For instance, claiming things like 'In holistic circles it is widely believed that the vast majority of the population suffers from hidden food allergies.'. Really people? REALLY?! I'm all about holistic medicine. I have a friend who has some potentially life threatening medical issues. She goes to an immunologist and a chiropractor. Nine times out of ten the immunologist throws up his hands and suggests she buy stock in Advil and rest more. Then she'll go to the chiropractor and he fixes her right up. This is to say, I am all about alternative medicines. HOWEVER! Could we please throw around these gross generalizations about allergies less often? I mean, don't get me wrong, I actually have two fatal allergies myself and a terrible intolerance for preservatives but for God sake could we not just throw all this around as if people aren't going to read this man's book and proclaim themselves allergic to everything except the grass in their yard. I'm sure he has some science to back it up and I bet Dr. Hyman has a stellar resume but lets not go around telling people they're SECRETLY ALLERGIC TO WHEAT.

I'm not saying he is wrong or even that I disagree. I'm just saying, whoa there with the assumptions.

Now for a topic that makes people more crazy. My personal views aside (in full disclosure any child of mine will be fully and completely immunized including for HPV) I would like to be clear about some things Mr. US News. Pap smears do not, under any circumstances protect a woman from cervical cancer. Being the grandchild of a man who personally knew Dr. Papanicolau, educating myself both in school and personally on the issue (you know because I'm a chick) and since I've had a dozen or so pap smears in my life (some of which were 'abnormal') I can tell you that there is a major difference between prevent and protect. Getting a pap smear will help you discover these abnormal cells and if you're like me they could be a blip and no big thing. If you have an abnormal pap they'll monitor it and if it doesn't clear up there is a whole protocol for action. HOWEVER! Simply going to the Gyno and getting a pap does not inherently protect you from cancer.

But, blog lady, you say, is there that much of a difference?

YES THERE IS A HUGE DIFFERENCE.

By not getting a pap smear you are not increasing the chance you will get cervical cancer you are only increasing the chance you wont find the earliest signs of cancer.

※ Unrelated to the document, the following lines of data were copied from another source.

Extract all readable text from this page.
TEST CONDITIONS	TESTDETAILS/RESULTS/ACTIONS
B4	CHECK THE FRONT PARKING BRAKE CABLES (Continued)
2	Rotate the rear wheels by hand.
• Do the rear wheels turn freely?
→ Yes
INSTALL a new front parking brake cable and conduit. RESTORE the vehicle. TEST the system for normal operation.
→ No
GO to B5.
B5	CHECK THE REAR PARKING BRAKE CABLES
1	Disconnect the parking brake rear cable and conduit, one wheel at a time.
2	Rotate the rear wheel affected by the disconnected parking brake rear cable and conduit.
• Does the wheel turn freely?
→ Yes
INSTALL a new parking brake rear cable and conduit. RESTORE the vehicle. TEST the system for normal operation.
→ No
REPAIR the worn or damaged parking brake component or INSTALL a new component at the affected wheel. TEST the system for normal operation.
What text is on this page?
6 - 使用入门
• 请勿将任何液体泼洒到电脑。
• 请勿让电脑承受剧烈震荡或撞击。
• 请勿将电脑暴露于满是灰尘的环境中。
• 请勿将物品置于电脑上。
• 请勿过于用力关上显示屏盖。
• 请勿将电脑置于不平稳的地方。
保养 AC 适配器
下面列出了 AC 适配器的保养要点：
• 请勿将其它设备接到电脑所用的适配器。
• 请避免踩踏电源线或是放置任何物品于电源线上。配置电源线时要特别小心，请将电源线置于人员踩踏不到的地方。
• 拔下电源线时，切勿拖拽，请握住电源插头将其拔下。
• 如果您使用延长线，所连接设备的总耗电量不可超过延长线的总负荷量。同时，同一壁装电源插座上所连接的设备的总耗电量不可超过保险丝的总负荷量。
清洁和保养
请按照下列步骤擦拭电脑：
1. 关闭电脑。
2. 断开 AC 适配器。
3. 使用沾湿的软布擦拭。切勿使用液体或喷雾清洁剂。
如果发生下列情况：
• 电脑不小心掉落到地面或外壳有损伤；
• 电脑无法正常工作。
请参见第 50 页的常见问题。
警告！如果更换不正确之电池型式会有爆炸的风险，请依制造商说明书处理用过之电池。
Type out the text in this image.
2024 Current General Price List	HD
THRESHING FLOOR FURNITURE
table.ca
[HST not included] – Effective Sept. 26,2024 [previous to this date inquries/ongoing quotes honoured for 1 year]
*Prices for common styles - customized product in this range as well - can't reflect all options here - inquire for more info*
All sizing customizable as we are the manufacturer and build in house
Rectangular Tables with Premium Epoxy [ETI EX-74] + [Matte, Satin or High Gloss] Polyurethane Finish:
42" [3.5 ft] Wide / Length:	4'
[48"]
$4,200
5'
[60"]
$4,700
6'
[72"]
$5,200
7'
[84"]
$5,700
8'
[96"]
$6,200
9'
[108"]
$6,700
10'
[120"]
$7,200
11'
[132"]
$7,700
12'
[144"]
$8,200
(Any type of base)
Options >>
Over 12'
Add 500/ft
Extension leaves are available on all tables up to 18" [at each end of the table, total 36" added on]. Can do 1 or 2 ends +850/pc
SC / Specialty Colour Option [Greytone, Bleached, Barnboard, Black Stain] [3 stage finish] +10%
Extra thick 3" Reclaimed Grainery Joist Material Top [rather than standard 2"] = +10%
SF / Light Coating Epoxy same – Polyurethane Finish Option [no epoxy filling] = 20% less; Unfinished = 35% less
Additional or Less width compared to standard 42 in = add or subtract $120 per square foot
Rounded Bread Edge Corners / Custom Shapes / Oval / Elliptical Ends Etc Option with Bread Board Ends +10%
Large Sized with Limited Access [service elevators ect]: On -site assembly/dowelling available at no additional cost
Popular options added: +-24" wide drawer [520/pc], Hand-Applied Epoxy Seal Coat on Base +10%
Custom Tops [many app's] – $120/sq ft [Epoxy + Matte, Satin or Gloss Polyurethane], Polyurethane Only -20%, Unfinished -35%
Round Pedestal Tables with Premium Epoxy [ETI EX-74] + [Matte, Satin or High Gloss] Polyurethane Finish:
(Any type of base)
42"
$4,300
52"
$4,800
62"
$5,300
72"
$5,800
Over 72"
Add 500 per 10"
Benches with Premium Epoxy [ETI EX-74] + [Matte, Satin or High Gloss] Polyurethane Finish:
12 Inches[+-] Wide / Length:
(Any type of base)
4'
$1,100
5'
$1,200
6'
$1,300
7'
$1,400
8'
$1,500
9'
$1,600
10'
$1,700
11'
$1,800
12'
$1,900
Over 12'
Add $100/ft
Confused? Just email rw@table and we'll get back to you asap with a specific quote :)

Think of it this way: say you're a twelve year old girl and you're told by your teacher (who read the US News article) that getting a pap smear protects you from getting cancer. Now, I could have very low expectations for twelve year old girls (I know some, so, doubtful) but you'd probably think: "Yippee, I can go smoke with my older cousins! I can have all that fun sex the kids on the TV box talk about so long as I go get one of those fancy smear things! Woohoo!" By this I mean: stop confusing our poor, unassuming young ladies.

Also for God sake, teach them the difference between prevent and protect.